While Western and Eastern Europe differ in historical experience, our findings suggest they share a common concern: instability. What changes is how this instability is narrated. In Eastern European animation, conflict often dominates the story world, leaving little room for introspection or emotional development. This reflects a long tradition of allegorical storytelling shaped by censorship, war, and political pressure (Pilling, 1997). 

Western European animation, by contrast, tends to explore uncertainty through internal struggles: identity crises, ethical dilemmas, fractured families. Politics there appear indirectly, through personal stories rather than open confrontation. Cultural theorists like Stuart Hall and Paul du Gay remind us that identity is often negotiated subtly through narrative, avoiding direct declaration (Hall & du Gay, 1996). 

What unites both regions is a shared need to process fear and instability. Thankfully, animation offers multiple narrative paths for doing so. 

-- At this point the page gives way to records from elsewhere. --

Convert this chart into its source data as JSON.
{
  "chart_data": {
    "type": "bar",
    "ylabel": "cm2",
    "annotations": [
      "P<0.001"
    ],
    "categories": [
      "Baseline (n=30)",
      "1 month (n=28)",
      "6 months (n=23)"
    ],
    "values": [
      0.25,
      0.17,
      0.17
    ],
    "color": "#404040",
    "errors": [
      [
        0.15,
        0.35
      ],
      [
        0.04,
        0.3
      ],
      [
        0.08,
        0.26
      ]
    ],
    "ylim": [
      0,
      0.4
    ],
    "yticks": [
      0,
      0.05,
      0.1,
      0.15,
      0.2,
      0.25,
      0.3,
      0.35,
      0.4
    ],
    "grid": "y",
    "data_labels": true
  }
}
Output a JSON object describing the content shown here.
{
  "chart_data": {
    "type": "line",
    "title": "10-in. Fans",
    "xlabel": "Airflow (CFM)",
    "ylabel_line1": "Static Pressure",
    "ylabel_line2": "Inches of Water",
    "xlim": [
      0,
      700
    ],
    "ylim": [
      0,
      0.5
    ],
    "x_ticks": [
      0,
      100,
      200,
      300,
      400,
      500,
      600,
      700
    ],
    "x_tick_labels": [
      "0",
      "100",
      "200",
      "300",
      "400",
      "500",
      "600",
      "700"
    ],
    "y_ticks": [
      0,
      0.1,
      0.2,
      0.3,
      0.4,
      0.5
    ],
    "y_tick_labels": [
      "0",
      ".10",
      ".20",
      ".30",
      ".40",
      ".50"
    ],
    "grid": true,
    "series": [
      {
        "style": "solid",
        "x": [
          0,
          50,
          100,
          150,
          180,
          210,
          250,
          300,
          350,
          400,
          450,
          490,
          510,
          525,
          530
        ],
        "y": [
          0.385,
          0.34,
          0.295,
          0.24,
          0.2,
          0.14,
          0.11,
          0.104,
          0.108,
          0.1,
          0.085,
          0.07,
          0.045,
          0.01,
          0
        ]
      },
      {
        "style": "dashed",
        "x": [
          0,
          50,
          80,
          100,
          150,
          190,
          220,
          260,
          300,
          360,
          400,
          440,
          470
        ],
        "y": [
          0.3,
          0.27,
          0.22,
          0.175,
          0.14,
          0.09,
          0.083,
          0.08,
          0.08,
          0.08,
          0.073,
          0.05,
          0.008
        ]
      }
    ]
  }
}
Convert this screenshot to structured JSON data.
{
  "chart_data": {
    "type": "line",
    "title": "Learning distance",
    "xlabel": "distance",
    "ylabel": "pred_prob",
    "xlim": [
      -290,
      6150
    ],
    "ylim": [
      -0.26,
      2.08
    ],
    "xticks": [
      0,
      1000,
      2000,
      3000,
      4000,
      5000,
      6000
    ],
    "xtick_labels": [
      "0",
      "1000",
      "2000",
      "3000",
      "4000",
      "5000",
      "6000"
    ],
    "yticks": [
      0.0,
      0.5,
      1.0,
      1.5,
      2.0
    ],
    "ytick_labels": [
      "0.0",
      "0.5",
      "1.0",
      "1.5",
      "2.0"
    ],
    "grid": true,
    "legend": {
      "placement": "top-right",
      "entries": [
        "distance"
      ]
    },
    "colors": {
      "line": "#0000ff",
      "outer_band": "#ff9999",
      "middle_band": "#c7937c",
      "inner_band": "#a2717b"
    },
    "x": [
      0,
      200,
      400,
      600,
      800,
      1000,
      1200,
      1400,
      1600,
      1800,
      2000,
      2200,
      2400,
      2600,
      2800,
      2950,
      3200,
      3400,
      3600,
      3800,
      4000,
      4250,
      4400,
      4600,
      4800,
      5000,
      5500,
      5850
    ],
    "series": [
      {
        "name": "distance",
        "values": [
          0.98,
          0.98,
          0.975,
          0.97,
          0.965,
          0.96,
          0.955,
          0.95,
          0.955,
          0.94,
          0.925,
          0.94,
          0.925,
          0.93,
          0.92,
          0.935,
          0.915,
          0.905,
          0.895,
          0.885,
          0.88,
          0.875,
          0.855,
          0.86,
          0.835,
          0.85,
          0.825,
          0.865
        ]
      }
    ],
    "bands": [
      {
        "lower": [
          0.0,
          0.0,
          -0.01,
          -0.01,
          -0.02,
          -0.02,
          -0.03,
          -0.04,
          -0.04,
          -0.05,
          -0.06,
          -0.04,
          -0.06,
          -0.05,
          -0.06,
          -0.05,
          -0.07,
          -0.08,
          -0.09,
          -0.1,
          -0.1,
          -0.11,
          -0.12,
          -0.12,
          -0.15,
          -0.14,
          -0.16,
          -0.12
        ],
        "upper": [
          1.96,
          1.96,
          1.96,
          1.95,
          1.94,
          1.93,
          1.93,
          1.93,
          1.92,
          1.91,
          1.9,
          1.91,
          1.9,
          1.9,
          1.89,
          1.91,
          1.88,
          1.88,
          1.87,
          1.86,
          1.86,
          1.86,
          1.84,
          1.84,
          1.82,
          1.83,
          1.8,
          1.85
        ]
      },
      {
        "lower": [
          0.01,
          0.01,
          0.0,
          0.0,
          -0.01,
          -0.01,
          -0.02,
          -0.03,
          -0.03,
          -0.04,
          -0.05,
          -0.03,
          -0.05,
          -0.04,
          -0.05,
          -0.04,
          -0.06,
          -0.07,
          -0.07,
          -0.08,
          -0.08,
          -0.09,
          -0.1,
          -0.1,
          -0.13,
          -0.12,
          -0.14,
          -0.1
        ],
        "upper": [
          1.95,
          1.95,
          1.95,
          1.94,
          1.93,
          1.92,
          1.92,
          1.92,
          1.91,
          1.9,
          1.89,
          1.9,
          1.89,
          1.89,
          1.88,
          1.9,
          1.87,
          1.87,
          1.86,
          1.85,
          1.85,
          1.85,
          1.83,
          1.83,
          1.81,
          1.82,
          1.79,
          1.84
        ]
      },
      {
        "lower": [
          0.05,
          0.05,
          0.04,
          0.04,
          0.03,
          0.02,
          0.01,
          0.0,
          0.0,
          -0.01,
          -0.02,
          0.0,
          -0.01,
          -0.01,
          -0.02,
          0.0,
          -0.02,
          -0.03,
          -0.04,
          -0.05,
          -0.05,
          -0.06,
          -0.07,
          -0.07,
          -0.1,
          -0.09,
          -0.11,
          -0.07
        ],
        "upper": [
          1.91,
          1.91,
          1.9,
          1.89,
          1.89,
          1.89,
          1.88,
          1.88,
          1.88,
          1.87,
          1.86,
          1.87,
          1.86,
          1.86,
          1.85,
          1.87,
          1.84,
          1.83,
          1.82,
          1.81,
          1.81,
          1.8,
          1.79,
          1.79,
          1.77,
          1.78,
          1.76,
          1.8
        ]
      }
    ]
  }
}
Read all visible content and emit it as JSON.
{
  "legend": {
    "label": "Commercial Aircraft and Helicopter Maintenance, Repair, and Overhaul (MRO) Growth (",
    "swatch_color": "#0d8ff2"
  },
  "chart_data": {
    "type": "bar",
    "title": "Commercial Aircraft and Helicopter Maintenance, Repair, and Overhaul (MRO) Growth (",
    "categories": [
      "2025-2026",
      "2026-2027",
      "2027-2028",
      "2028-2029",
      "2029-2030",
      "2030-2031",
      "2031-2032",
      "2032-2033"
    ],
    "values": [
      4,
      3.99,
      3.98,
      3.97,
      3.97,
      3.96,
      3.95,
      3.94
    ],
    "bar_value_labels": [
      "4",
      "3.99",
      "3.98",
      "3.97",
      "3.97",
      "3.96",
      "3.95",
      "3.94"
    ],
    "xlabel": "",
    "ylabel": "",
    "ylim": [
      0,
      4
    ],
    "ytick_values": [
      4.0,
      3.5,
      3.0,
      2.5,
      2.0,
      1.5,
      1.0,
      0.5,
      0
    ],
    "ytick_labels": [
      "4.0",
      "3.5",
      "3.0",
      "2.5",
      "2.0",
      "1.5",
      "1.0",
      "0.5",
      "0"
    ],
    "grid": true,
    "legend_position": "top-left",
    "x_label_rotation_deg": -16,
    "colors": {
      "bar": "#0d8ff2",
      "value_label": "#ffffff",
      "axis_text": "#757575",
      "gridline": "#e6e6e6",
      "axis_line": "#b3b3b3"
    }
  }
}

Europe’s animation industry occupies a special position. It is often publicly funded, culturally oriented, and less dependent on global box office success than Hollywood animation. This gives creators space to slow down, reflect, and experiment. As media scholar Des Freedman notes, public cultural systems allow alternative narratives to exist alongside dominant commercial ones (Freedman, 2014), which European productions benefit from.  

Our research shows that this structural context shapes storytelling outcomes. What surprised me personally, as a mainly Hollywood productions consumer, European animated films (both adult-oriented or for children) frequently avoid clear heroes and villains. Even at the risk of being unmarketable. Moreover, they focus on ambiguity, moral tension, and unresolved endings. In a time when political discourse is increasingly polarized, this kind of storytelling matters. It trains viewers to sit with uncertainty and reach the insight patiently by themselves rather than rush toward given simple answers. 

Animation, in this sense, becomes a quiet civic tool that invites viewers to discuss complex problems. 

At a moment when Europe feels fractured and overwhelmed, animated films offer something rare: space to think and feel at the same time. Our research shows that European animation is finding careful, creative ways to face reality. By mapping narrative themes across regions and decades, we can see how cultural storytelling responds to pressure, history, and fear. 

This matters beyond academia. For educators, it highlights animation as a serious cultural text. For policymakers, it shows the value of supporting non-commercial creative industries. And for audiences, it reminds us that meaning does not always come from loud stories. Sometimes it comes from drawn worlds that quietly ask difficult questions. 



References 

Buchan, S. (2013). Pervasive Animation. Routledge. 

Freedman, D. (2014). The Contradictions of Media Power. Bloomsbury Academic.

Hall, S., du Gay, P. (1996). Questions of Cultural Identity. SAGE. 

Pilling, J. (1997). A Reader in Animation Studies. John Libbey Publishing. 

Wells, P. (2002). Animation and America. Rutgers University Press.